The first place your customers meet you is online. So it's time for a spot check: Are you looking your best?
Customer relationships are job No. 1 for any business, but building them with customers who experience your product primarily online and over the phone requires a unique blend of intentions, knowledge, and process (all aligned with clear expectation-setting). The goal is to quickly forge trust in the ability, reliability, and strength of your service and its team. These overall truths of your product and team are vital to delivering a customer experience that bonds the customer to your brand and your service ultimately resulting in a lasting relationship connection.
These days relationship building, especially online, is not for the faint of heart. Much of the Web's transactions and interactions are set up as self-serve and therefore, by design, happen quickly. In lieu of a first-person interaction, first impressions on the Web stem directly from the initial customer experience on your website, social channels, or online conversations reviewing your service in communities or forums.
Every time a customer experiences your product or service, he or she should get clear brand and relationship context to support their purchase experience. Without it, a less-than-positive first impression becomes a potential disaster. Conclusions are drawn quickly, leaving you with limited opportunities to clarify, confirm, and resolve problems before your customers express dissatisfaction to their social networks. Both delight and disappointment can spread like wildfire at a moment's notice.
So what can you do to ensure your customers get a clear sense of your brand, and the relationship you want to create with them, when they make an initial commitment to your service? Here are several ideas:Be Explicit With Your Customer Philosophy.
Make it visible on your website. Communicate it in your newsletter. Create specific marketing campaigns around it. Write it on your wall in the office. Reinforce the philosophy with employees, vendors, and partners—anyone who has a role in the direct or indirect relationship with your customers. At Get Satisfaction, we express our philosophy through a document called the Customer/Company Pact. We encourage our customers to sign it and incorporate the principals in their own business. It's a foundation to the way we do business and core to our culture.Keep the Feedback Light "Always On."
The days of monthly webcasts, quarterly surveys, annual conferences, and expensive one-off focus groups are becoming antiquated as relationship development moves further.
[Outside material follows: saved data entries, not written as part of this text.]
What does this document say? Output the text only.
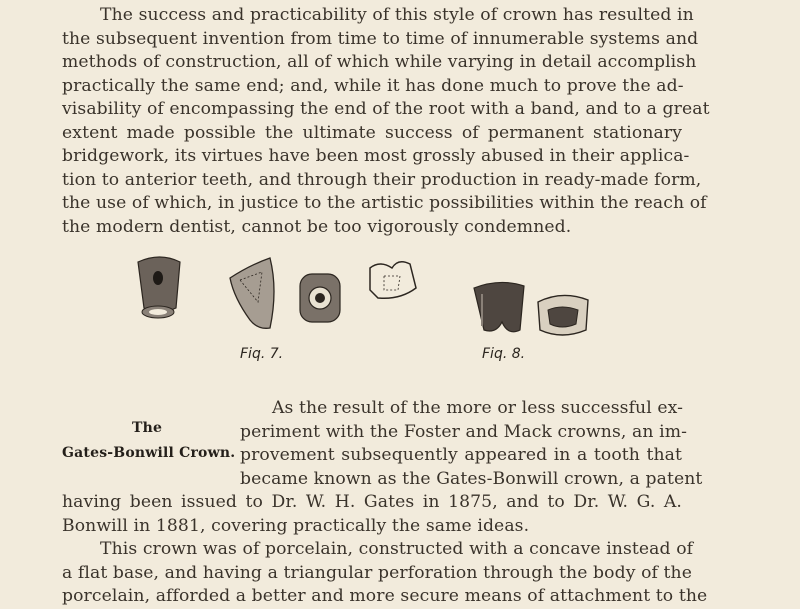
The success and practicability of this style of crown has resulted in
the subsequent invention from time to time of innumerable systems and
methods of construction, all of which while varying in detail accomplish
practically the same end; and, while it has done much to prove the ad-
visability of encompassing the end of the root with a band, and to a great
extent made possible the ultimate success of permanent stationary
bridgework, its virtues have been most grossly abused in their applica-
tion to anterior teeth, and through their production in ready-made form,
the use of which, in justice to the artistic possibilities within the reach of
the modern dentist, cannot be too vigorously condemned.

Fiq. 7.	Fiq. 8.
The
Gates-Bonwill Crown.

As the result of the more or less successful ex-
periment with the Foster and Mack crowns, an im-
provement subsequently appeared in a tooth that
became known as the Gates-Bonwill crown, a patent

having been issued to Dr. W. H. Gates in 1875, and to Dr. W. G. A.
Bonwill in 1881, covering practically the same ideas.

This crown was of porcelain, constructed with a concave instead of
a flat base, and having a triangular perforation through the body of the
porcelain, afforded a better and more secure means of attachment to the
Online customers want to be able to share ideas and insights wherever they are and whenever they decide to. In fact, they expect it. Encourage always on feedback by creating a visible way to gather it directly from your website and in your social channels as well.Showcase Your Customers' Success.
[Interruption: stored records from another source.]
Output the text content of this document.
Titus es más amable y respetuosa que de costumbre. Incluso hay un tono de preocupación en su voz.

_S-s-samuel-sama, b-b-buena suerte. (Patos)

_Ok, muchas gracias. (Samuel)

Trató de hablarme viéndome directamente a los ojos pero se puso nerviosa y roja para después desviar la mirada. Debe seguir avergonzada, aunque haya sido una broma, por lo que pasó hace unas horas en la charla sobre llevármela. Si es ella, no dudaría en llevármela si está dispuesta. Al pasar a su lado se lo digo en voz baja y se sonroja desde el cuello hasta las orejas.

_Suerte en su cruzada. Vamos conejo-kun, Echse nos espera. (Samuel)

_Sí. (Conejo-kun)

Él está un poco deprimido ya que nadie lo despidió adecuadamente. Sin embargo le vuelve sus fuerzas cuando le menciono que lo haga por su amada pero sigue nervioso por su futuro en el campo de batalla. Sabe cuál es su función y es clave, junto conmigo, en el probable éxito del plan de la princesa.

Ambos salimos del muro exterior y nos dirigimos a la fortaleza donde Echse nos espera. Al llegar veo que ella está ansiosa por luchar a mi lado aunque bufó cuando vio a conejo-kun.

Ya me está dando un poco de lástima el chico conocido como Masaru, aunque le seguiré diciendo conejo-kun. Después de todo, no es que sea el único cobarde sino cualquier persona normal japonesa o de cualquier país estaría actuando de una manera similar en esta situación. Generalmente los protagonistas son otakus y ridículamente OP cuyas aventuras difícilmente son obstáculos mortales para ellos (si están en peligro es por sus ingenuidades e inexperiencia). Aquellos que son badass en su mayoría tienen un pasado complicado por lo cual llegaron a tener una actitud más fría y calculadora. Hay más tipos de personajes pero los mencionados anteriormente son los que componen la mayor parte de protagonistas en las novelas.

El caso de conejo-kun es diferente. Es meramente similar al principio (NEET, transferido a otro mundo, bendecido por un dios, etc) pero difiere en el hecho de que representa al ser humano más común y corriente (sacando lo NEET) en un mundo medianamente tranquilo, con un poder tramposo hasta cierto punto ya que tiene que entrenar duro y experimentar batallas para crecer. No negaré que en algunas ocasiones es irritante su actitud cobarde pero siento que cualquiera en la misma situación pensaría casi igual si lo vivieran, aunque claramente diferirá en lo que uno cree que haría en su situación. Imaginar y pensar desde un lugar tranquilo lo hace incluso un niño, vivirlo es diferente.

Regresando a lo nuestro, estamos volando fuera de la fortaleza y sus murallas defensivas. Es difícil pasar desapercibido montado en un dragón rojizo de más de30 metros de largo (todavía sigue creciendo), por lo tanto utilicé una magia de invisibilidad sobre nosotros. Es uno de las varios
Shoot fun videos demonstrating your customer's success. Surprise them with thank you notes, fun schwag and other material that supports your philosophy. Offer opportunities for them to share their insights with other customers, and employees too. Publicly recognize them for their expertise.Surprise Customers With a Different Form of Communication.
In our crazy online, e-mail-centric worlds, you can shift a relationship by simply reaching out voice-to-voice. Yes, even a simple voicemail can have a big impact. The power of the human voice signals a different intention than can be typically be expressed through an e-mail. Even though we often shy away from making a call, sometimes it's just what you need to build a memorable connection with a customer who typically only gets email communication often filled with corporate speak (jargon).Build a Highly Discoverable Customer Community.
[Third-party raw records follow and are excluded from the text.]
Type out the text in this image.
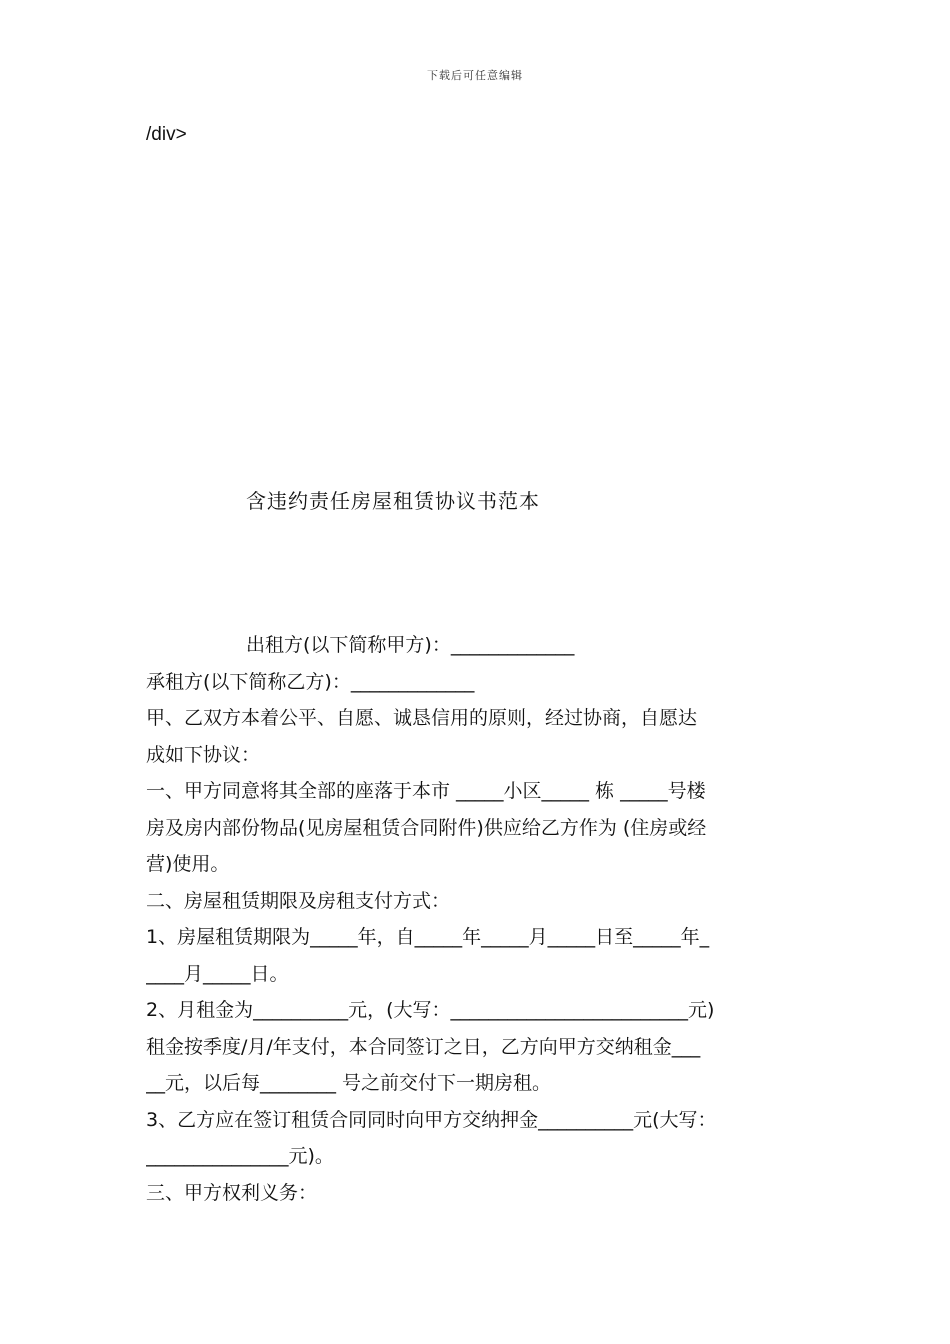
下载后可任意编辑
/div>
含违约责任房屋租赁协议书范本
出租方(以下简称甲方)：_____________
承租方(以下简称乙方)：_____________
甲、乙双方本着公平、自愿、诚恳信用的原则，经过协商，自愿达
成如下协议：
一、甲方同意将其全部的座落于本市 _____小区_____ 栋 _____号楼
房及房内部份物品(见房屋租赁合同附件)供应给乙方作为 (住房或经
营)使用。
二、房屋租赁期限及房租支付方式：
1、房屋租赁期限为_____年，自_____年_____月_____日至_____年_
____月_____日。
2、月租金为__________元，(大写：_________________________元)
租金按季度/月/年支付，本合同签订之日，乙方向甲方交纳租金___
__元，以后每________ 号之前交付下一期房租。
3、乙方应在签订租赁合同同时向甲方交纳押金__________元(大写：
_______________元)。
三、甲方权利义务：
Make it easy for your customers to find and engage with like-minded peers. Make sure your customer communities are integrated with your social channels and your web site, as well as plugged in to your customer portal or CRM applications. True engagement happens when customers are actively helping each other, solving problems, expressing ideas for ways to improve your service, as well as giving praise for exceptional service and features. Peer-to-peer relationships are central to engagement because they build a natural tone of trust, which can be echoed, supported, and amplified by company employees too.
Making sure that the customer's experience has the right brand and relationship context is core to building amazing long-term relationships with your customers.
Think about your business: How are your brand and your overall customer experience building trust with your customers? How engaged are your customers?